Thursday, December 3, 2009

Trees of the Boardwalk - Tamarack

Alert folks have noticed that the interpretive sign describing tree species found in the Beaver Boardwalk area was missing a prominent local species. That's because there was no tamarack close to the trail in the first two years. However the 2009 construction passes by lots of tamarack. The resolution of the original sign was also below standard, so we're redoing the sign and the new version will include Larix laricina.

The tamarack is an oddball tree in one respect. It's a conifer, which means it bears its reproductive structures in cones. But unlike most local conifer species that have evergreen needles, the tamarack needle clusters turn a deep gold in the autumn and join the parade of falling leaves from aspens and poplars.

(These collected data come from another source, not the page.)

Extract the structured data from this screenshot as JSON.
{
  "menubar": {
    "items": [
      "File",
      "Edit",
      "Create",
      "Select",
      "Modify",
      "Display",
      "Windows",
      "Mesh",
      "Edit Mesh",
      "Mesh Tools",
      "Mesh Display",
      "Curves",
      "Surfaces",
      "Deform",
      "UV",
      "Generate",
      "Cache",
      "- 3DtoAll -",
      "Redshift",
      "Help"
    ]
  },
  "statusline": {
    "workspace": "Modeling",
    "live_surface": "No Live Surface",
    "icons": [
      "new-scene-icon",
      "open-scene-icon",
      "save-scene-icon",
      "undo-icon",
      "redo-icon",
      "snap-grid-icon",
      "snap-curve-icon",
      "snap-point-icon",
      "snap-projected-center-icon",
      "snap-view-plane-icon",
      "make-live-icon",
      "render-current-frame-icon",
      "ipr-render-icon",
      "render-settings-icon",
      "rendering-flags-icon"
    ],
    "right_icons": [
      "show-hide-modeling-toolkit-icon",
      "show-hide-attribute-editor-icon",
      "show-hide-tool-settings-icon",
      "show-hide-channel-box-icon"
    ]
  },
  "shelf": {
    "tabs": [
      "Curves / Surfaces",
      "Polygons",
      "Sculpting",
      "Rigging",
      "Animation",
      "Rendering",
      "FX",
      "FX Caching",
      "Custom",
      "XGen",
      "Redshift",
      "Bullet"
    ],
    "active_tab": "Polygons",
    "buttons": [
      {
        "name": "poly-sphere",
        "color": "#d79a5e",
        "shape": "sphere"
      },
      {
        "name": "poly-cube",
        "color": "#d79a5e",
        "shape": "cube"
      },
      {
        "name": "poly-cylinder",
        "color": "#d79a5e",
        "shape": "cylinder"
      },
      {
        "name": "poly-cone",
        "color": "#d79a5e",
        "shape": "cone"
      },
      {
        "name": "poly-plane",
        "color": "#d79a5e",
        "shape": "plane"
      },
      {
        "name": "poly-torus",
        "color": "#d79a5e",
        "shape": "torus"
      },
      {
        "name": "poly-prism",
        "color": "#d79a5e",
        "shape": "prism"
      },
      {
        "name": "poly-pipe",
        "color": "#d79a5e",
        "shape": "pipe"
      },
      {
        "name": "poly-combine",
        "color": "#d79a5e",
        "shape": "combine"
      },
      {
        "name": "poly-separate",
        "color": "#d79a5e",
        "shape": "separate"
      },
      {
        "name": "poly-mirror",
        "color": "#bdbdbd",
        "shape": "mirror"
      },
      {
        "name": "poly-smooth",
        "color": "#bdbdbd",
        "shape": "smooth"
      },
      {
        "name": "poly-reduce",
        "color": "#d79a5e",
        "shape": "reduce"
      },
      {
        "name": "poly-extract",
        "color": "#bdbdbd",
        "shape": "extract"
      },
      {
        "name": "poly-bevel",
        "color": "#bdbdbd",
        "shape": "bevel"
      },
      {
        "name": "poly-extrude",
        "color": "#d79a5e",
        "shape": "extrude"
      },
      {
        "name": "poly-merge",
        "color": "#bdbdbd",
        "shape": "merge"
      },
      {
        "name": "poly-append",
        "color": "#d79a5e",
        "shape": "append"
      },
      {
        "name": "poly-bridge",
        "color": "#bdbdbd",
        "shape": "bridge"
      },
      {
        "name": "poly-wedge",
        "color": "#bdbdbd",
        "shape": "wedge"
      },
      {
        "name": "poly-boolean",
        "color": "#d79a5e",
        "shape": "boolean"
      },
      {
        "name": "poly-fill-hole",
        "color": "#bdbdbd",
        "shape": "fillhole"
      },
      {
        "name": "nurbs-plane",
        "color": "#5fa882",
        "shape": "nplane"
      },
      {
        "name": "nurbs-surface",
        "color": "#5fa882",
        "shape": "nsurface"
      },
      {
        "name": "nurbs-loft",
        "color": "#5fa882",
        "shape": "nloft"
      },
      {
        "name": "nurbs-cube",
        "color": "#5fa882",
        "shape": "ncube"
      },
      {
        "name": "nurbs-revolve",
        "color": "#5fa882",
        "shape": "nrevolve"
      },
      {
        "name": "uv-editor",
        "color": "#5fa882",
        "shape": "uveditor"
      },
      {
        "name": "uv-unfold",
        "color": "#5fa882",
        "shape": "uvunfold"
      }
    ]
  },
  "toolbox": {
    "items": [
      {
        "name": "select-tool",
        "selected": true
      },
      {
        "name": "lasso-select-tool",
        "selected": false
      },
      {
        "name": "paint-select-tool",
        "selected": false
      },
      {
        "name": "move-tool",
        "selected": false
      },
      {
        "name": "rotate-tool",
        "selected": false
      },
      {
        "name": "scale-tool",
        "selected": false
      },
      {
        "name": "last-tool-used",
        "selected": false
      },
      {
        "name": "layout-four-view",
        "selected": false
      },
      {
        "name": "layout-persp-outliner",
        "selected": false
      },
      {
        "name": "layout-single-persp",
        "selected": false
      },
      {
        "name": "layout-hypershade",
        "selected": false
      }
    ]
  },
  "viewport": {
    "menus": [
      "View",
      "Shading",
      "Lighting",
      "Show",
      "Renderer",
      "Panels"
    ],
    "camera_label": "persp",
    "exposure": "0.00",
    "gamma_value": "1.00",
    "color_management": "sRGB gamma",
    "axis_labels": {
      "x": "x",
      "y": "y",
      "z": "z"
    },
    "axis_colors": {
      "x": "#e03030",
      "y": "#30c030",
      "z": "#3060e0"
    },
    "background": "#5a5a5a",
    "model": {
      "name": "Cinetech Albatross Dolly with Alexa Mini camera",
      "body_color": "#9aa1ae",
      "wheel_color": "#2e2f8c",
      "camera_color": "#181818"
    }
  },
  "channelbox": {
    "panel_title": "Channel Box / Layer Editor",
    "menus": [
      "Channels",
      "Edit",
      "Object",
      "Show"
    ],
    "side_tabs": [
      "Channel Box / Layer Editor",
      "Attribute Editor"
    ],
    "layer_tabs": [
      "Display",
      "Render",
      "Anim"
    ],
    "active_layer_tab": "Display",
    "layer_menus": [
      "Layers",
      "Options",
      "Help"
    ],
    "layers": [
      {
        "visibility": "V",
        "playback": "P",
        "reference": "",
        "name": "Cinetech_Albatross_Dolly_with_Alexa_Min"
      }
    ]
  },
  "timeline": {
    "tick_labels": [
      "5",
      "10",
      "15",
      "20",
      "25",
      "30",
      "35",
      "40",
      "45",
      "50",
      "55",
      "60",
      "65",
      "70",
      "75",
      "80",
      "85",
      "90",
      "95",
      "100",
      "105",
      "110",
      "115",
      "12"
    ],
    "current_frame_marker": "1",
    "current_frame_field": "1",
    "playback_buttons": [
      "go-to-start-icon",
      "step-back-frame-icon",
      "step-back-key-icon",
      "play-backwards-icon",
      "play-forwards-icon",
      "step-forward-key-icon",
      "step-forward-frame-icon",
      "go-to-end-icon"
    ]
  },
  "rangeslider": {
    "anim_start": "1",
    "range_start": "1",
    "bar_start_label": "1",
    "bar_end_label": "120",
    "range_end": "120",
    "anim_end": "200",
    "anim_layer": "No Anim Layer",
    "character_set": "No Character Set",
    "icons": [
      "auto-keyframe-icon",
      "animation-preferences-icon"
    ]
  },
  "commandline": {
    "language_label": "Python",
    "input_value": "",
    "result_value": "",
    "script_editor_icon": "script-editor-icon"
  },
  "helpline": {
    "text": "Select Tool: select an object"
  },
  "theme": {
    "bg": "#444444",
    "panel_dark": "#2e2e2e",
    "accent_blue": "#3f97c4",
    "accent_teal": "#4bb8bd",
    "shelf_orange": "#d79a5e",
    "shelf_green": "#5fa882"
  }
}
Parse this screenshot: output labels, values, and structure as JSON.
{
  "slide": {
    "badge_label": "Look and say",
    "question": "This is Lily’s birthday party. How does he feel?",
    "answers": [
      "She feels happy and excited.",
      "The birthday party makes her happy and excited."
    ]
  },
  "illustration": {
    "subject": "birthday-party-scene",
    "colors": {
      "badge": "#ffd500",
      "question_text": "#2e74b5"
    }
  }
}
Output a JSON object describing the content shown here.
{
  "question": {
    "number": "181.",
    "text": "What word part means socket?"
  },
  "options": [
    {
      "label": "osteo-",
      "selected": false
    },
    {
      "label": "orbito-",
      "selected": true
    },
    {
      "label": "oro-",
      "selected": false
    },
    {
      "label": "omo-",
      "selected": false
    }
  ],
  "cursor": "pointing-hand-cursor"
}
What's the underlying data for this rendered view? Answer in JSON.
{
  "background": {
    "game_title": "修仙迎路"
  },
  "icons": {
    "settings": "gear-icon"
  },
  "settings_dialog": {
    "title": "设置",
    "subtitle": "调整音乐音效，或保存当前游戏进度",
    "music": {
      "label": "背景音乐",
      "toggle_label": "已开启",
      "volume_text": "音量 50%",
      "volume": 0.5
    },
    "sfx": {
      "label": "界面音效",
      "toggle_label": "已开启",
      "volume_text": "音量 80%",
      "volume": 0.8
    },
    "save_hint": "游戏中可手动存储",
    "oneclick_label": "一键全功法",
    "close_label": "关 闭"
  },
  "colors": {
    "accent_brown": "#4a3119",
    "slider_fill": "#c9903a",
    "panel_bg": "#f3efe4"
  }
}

In our area tamarack usually grows in fens, which are wetlands on organic soils that have water flowing through them. This makes them more nutrient rich than bogs, which usually have stagnant water. The relationship is so strong that tamarack trees are diagnostic - if you see a tamarack you are likely looking at a fen.

The word tamarack comes from an Algonquin word that translates loosely as "wood used for snowshoes". The tough springy wood of this small to medium sized tree is also used for posts and poles because its high resin content provides good decay resistance. The James Bay Cree use tamarack twigs to make goose decoys which are true works of Canadian artisan craft.